Diabetic Retinopathy Definition
Diabetic Retinopathy; Also known as diabetic eye disease, this type of retinopathy is a severe complication of diabetes mellitus that affects the light-sensitive lining located at the back of the eye, the retina, especially its blood vessels.
This condition can be found in any diabetes mellitus patient, both types 1 and 2, and is the most common form of diabetic eye disease. If diabetes mellitus is not well treated or even if it is, but the patient has had diabetes for several years, being chronically ill, the chances of developing diabetic retinopathy increases with every day that passes.
Almost 80% of people with diabetes mellitus for more than 20 years will develop a form of diabetic retinopathy. This condition usually affects both eyes.

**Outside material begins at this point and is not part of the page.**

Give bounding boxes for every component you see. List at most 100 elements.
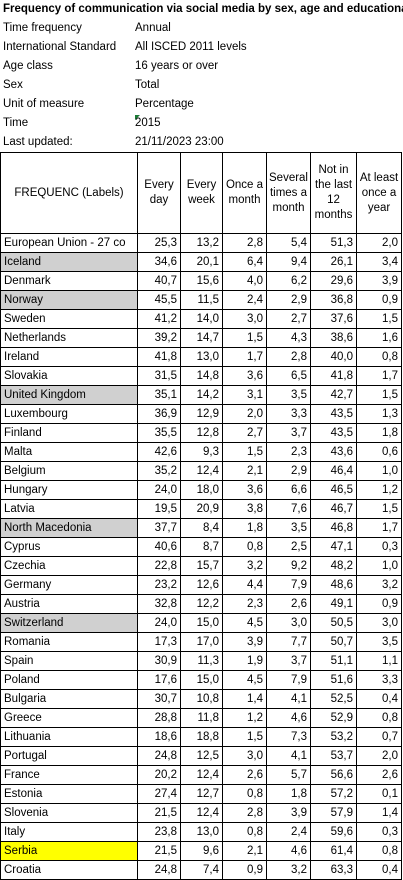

The gravity of this problem is highlighted by the finding that individuals with diabetes mellitus are 25 times more likely to become legally blind than individuals without diabetes mellitus. With proper treatment and monitoring, approximately 90% of these cases could be reduced. Despite this, diabetic retinopathy is the leading cause of blindness, especially in people between 20 and 74 years old.
Among the various risk factors, we can find the duration of diabetes mellitus, lack of control of blood sugar levels (glycemia), high blood pressure, high cholesterol, nephropathy, presence of protein in the urine, tobacco use, etc. Pregnant women have a higher risk of developing diabetes mellitus and diabetic retinopathy.